The unofficial end of summer is Labor Day, when everyone guzzles their last beach beers and prepares for a melanin-less autumn full of work, school, and other adult obligations.
But if you listen to the seasons, summer doesn't have to end so soon. If you inhabit the northern hemisphere of this big blue rock, the tilt of the Earth's rotational axis wants you to keep the summer party burning all the way until September 22.
That means the fruits of summer can stick around for a few more weeks, too.
If you're a chef like Greg Baxtrom, who heads up Brooklyn's garden produce-driven Olmsted, these last weeks are incredibly precious. Like so many spaces in New York, Olmsted is small but economically designed, with a rear garden that not only looks lovely but provides ingredients for the ever-changing menu. Function and form work in tandem to provide Baxtrom and his team with the freshest of vegetables and herbs, plucked not from a truck but their very own grounds.
It seemed exceptionally fitting, then, to invite Baxtrom to the MUNCHIES Garden.
Being at the whim of the seasons is not a new gig for Baxtrom, who's worked the kitchens of such lauded restaurants as Alinea, Per Se, Atera, and Blue Hill at Stone Barns. Not only does he have fine dining chops, he knows how to get his hands dirty, too.
"Some of it is, 'Strawberries are on the menu, so go buy some strawberry plants,'" Baxtrom said of planning Olmsted's backyard-farm-to-table approach. "The whole idea was that the outside [of the restaurant] was going to be perennials that would come back every year. There were things that people were familiar with, and things that we need in the kitchen, like herbs. And the inside was always meant to be like the farm/production part."
He added: "It was just trial and error of 'What can we consistently get all the time?'"
For the Olmsted team, there's little room for wildcards. "There's no takeaway for me to have some weird herb that I'll probably never use because it doesn't taste that good but sounds cool," said Baxtrom. "That's just eating up space in a tiny little garden." He added that while the kitchen might have little use for herbs like woodruff and mugwort, they sometimes do find a home behind the bar.
In the MUNCHIES garden, Baxtrom went straight to work pulling arugula, cucumbers, gherkins, and green tomatoes. "I grabbed whatever I could think of that was green," he said as he chopped up each of them. After that, he began mincing garlic and a handful of shallots, which joined the other cubed vegetables in a bowl of Champagne vinegar, water, and sugar to quickly pickle.

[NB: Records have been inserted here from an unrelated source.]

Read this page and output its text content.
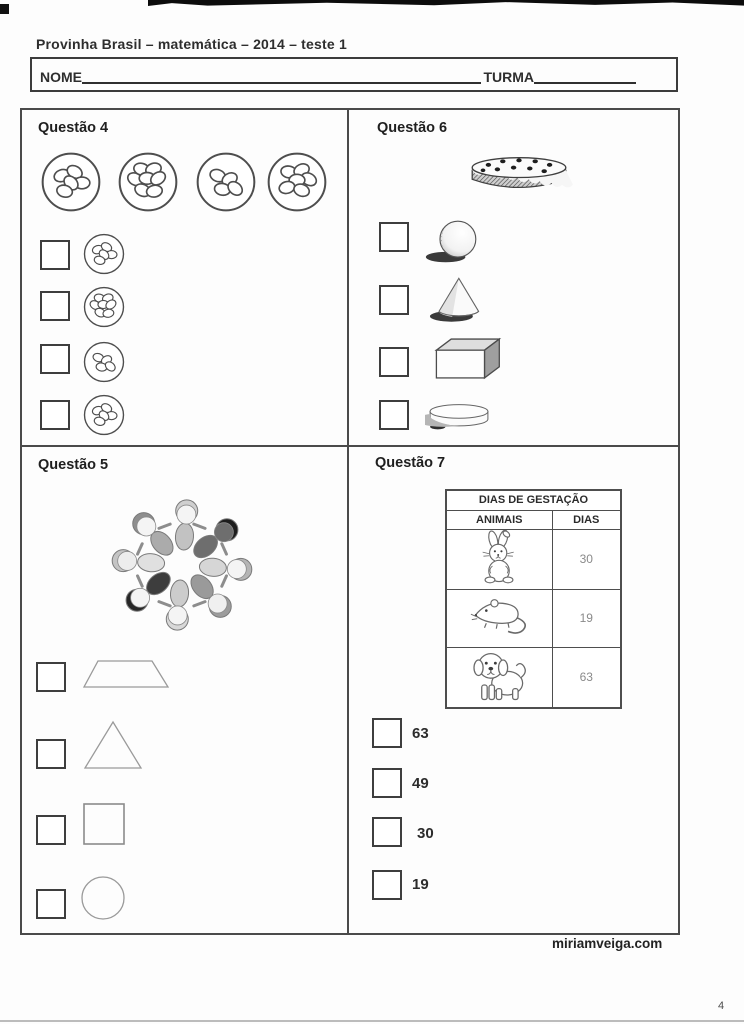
Provinha Brasil – matemática – 2014 – teste 1
NOME	TURMA
Questão 4	Questão 6
Questão 5	Questão 7
DIAS DE GESTAÇÃO	
ANIMAIS	DIAS
	30
	19
	63
63
49
30
19
miriamveiga.com
4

The plan: a cooling green gazpacho.
From there, the dish came together with a flip of the blender switch—all of the bowl's contents blitzed into a creamy green soup in a matter of seconds.
As humble as a bowl of gazpacho sounds, Baxtrom couldn't help but add a little fancy chef flair. He carefully sliced some baby vegetables—sungold tomatoes, hakurei turnips, and gherkins—and arranged them in the center of each bowl, over which he poured the soup.
The result? Garlicky green goodness, the ultimate summer postcard for your mouth.